When we heard there was going to be a seaside airshow coinciding with our son’s very important birthday, DH and I decided we all go! We didn’t dare tell… Airshows are weather-reliant and prone to cancellation so we led our new teenager to believe the excitement was in seeing the sea, fish ‘n’ chips on the beach and a new shirt with a cool print of planes for him to wear.
Made out of Liberty Tana Lawn. Like he’d care about Liberty Tana Lawn. But you might! This was bought last year from Fabric World (49c Goldhawk Road) and though it’s not the latest release, the print is still available online and in other colours too.
I used a man’s shirt pattern McCall’s 6044 which, as it stands, is way too big for a young teen. This is where a photocopier with a “reduce function” proves valuable. I shrunk Size Small to 80%, which is easy enough and much quicker than enlarging a pattern (as I did to make Two Peas in a Pod).
If you want to try it, take an actual garment measurement and your desired garment measurement then use a calculator to divide the latter by the former: this works out the percentage by which you have to reduce your copy.
Actual finished shirt length: 30in
Desired shirt length: 25in
Reduction percentage: 25 / 30 = 83%
Beware that your Seam Allowances will shrink too so reduce them from 1.5cm to 1cm or similar.
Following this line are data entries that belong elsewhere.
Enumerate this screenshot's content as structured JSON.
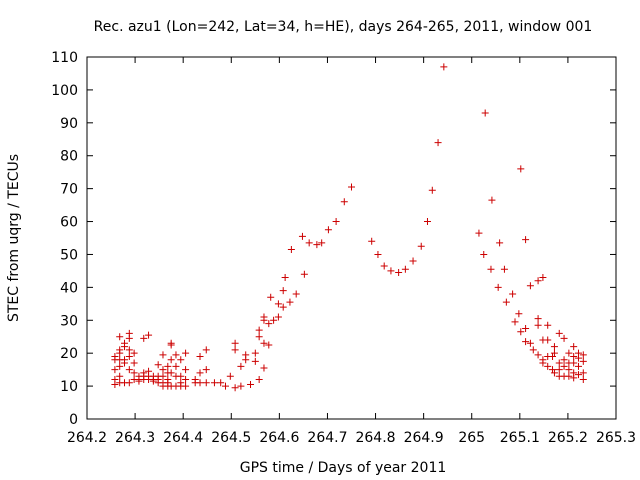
{
  "chart_data": {
    "type": "scatter",
    "title": "Rec. azu1 (Lon=242, Lat=34, h=HE), days 264-265, 2011, window 001",
    "xlabel": "GPS time / Days of year 2011",
    "ylabel": "STEC from uqrg / TECUs",
    "xlim": [
      264.2,
      265.3
    ],
    "ylim": [
      0,
      110
    ],
    "x_ticks": [
      "264.2",
      "264.3",
      "264.4",
      "264.5",
      "264.6",
      "264.7",
      "264.8",
      "264.9",
      "265",
      "265.1",
      "265.2",
      "265.3"
    ],
    "y_ticks": [
      "0",
      "10",
      "20",
      "30",
      "40",
      "50",
      "60",
      "70",
      "80",
      "90",
      "100",
      "110"
    ],
    "grid": false,
    "legend": "none",
    "marker": "plus",
    "color": "#cc0000",
    "points": [
      [
        264.258,
        19
      ],
      [
        264.258,
        18
      ],
      [
        264.258,
        15
      ],
      [
        264.258,
        12
      ],
      [
        264.258,
        10.5
      ],
      [
        264.268,
        25
      ],
      [
        264.268,
        21
      ],
      [
        264.268,
        20
      ],
      [
        264.268,
        18
      ],
      [
        264.268,
        16
      ],
      [
        264.268,
        13
      ],
      [
        264.268,
        11
      ],
      [
        264.278,
        23
      ],
      [
        264.278,
        22
      ],
      [
        264.278,
        18
      ],
      [
        264.278,
        17
      ],
      [
        264.278,
        11
      ],
      [
        264.288,
        26
      ],
      [
        264.288,
        24.5
      ],
      [
        264.288,
        21
      ],
      [
        264.288,
        19
      ],
      [
        264.288,
        15
      ],
      [
        264.288,
        11
      ],
      [
        264.298,
        20
      ],
      [
        264.298,
        17
      ],
      [
        264.298,
        14
      ],
      [
        264.298,
        12
      ],
      [
        264.308,
        13
      ],
      [
        264.308,
        12
      ],
      [
        264.308,
        11.5
      ],
      [
        264.318,
        24.5
      ],
      [
        264.318,
        14
      ],
      [
        264.318,
        13
      ],
      [
        264.318,
        12
      ],
      [
        264.328,
        25.5
      ],
      [
        264.328,
        14.5
      ],
      [
        264.328,
        13
      ],
      [
        264.328,
        12
      ],
      [
        264.338,
        13
      ],
      [
        264.338,
        12
      ],
      [
        264.338,
        11.5
      ],
      [
        264.348,
        16.5
      ],
      [
        264.348,
        13
      ],
      [
        264.348,
        12
      ],
      [
        264.348,
        11
      ],
      [
        264.358,
        19.5
      ],
      [
        264.358,
        15
      ],
      [
        264.358,
        13
      ],
      [
        264.358,
        11
      ],
      [
        264.358,
        10
      ],
      [
        264.368,
        16
      ],
      [
        264.368,
        14
      ],
      [
        264.368,
        12
      ],
      [
        264.368,
        11
      ],
      [
        264.368,
        10
      ],
      [
        264.375,
        23
      ],
      [
        264.375,
        22.5
      ],
      [
        264.375,
        18
      ],
      [
        264.375,
        14
      ],
      [
        264.375,
        10
      ],
      [
        264.385,
        19.5
      ],
      [
        264.385,
        16
      ],
      [
        264.385,
        13
      ],
      [
        264.385,
        10
      ],
      [
        264.395,
        18
      ],
      [
        264.395,
        13
      ],
      [
        264.395,
        11
      ],
      [
        264.395,
        10
      ],
      [
        264.405,
        20
      ],
      [
        264.405,
        15
      ],
      [
        264.405,
        12
      ],
      [
        264.405,
        10
      ],
      [
        264.425,
        12
      ],
      [
        264.425,
        11
      ],
      [
        264.435,
        19
      ],
      [
        264.435,
        14
      ],
      [
        264.435,
        11
      ],
      [
        264.448,
        21
      ],
      [
        264.448,
        15
      ],
      [
        264.448,
        11
      ],
      [
        264.465,
        11
      ],
      [
        264.478,
        11
      ],
      [
        264.488,
        10
      ],
      [
        264.498,
        13
      ],
      [
        264.508,
        23
      ],
      [
        264.508,
        21
      ],
      [
        264.508,
        9.5
      ],
      [
        264.52,
        16
      ],
      [
        264.52,
        10
      ],
      [
        264.53,
        19.5
      ],
      [
        264.53,
        18
      ],
      [
        264.54,
        10.5
      ],
      [
        264.55,
        20
      ],
      [
        264.55,
        17.5
      ],
      [
        264.558,
        27
      ],
      [
        264.558,
        25
      ],
      [
        264.558,
        12
      ],
      [
        264.568,
        31
      ],
      [
        264.568,
        30
      ],
      [
        264.568,
        23
      ],
      [
        264.568,
        15.5
      ],
      [
        264.578,
        29
      ],
      [
        264.578,
        22.5
      ],
      [
        264.582,
        37
      ],
      [
        264.588,
        30
      ],
      [
        264.598,
        35
      ],
      [
        264.598,
        31
      ],
      [
        264.608,
        39
      ],
      [
        264.608,
        34
      ],
      [
        264.612,
        43
      ],
      [
        264.622,
        35.5
      ],
      [
        264.625,
        51.5
      ],
      [
        264.635,
        38
      ],
      [
        264.648,
        55.5
      ],
      [
        264.652,
        44
      ],
      [
        264.662,
        53.5
      ],
      [
        264.678,
        53
      ],
      [
        264.688,
        53.5
      ],
      [
        264.702,
        57.5
      ],
      [
        264.718,
        60
      ],
      [
        264.735,
        66
      ],
      [
        264.75,
        70.5
      ],
      [
        264.792,
        54
      ],
      [
        264.805,
        50
      ],
      [
        264.818,
        46.5
      ],
      [
        264.832,
        45
      ],
      [
        264.848,
        44.5
      ],
      [
        264.862,
        45.5
      ],
      [
        264.878,
        48
      ],
      [
        264.895,
        52.5
      ],
      [
        264.908,
        60
      ],
      [
        264.918,
        69.5
      ],
      [
        264.93,
        84
      ],
      [
        264.942,
        107
      ],
      [
        265.015,
        56.5
      ],
      [
        265.025,
        50
      ],
      [
        265.028,
        93
      ],
      [
        265.04,
        45.5
      ],
      [
        265.042,
        66.5
      ],
      [
        265.055,
        40
      ],
      [
        265.058,
        53.5
      ],
      [
        265.068,
        45.5
      ],
      [
        265.072,
        35.5
      ],
      [
        265.085,
        38
      ],
      [
        265.09,
        29.5
      ],
      [
        265.098,
        32
      ],
      [
        265.102,
        76
      ],
      [
        265.102,
        26.5
      ],
      [
        265.112,
        54.5
      ],
      [
        265.112,
        27.5
      ],
      [
        265.112,
        23.5
      ],
      [
        265.122,
        40.5
      ],
      [
        265.122,
        23
      ],
      [
        265.128,
        21
      ],
      [
        265.138,
        42
      ],
      [
        265.138,
        30.5
      ],
      [
        265.138,
        28.5
      ],
      [
        265.138,
        19.5
      ],
      [
        265.148,
        43
      ],
      [
        265.148,
        24
      ],
      [
        265.148,
        18
      ],
      [
        265.148,
        17
      ],
      [
        265.158,
        28.5
      ],
      [
        265.158,
        24
      ],
      [
        265.158,
        19
      ],
      [
        265.158,
        16
      ],
      [
        265.168,
        19
      ],
      [
        265.168,
        15
      ],
      [
        265.172,
        22
      ],
      [
        265.172,
        20
      ],
      [
        265.172,
        14
      ],
      [
        265.182,
        26
      ],
      [
        265.182,
        17
      ],
      [
        265.182,
        15
      ],
      [
        265.182,
        13
      ],
      [
        265.192,
        24.5
      ],
      [
        265.192,
        18
      ],
      [
        265.192,
        16
      ],
      [
        265.192,
        13
      ],
      [
        265.202,
        20
      ],
      [
        265.202,
        17
      ],
      [
        265.202,
        15
      ],
      [
        265.202,
        13
      ],
      [
        265.212,
        22
      ],
      [
        265.212,
        19
      ],
      [
        265.212,
        17
      ],
      [
        265.212,
        14
      ],
      [
        265.212,
        12.5
      ],
      [
        265.222,
        20
      ],
      [
        265.222,
        18.5
      ],
      [
        265.222,
        16
      ],
      [
        265.222,
        13.5
      ],
      [
        265.232,
        19.5
      ],
      [
        265.232,
        17.5
      ],
      [
        265.232,
        14
      ],
      [
        265.232,
        12
      ]
    ]
  }
}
M6044 is an easy pattern to make and my View A was especially quick. The only difficulty was stitching the thick parts of the undercollar: the corners where the collar has been inserted and the interfaced, folded seam allowances are very thick. Does this part of shirt-making drive you mad? Do you have any tips for success? After five failed attempts at making the top buttonhole, my machine was in danger of being taken out and beaten in the style of Basil Fawlty thrashing his car. Which is when I knew it made sense to just leave the top button off. I don’t think it matters:
As for the airshow on the birthday, the sun did come out! As did the Red Arrows, a fearsome F-16 MLU, some Wingwalkers on Boeing Stearmans and many others. And I marvelled at the planes’ design perfection and at the skill and bravery of the pilots while feeling very grateful for it all. Especially for the son!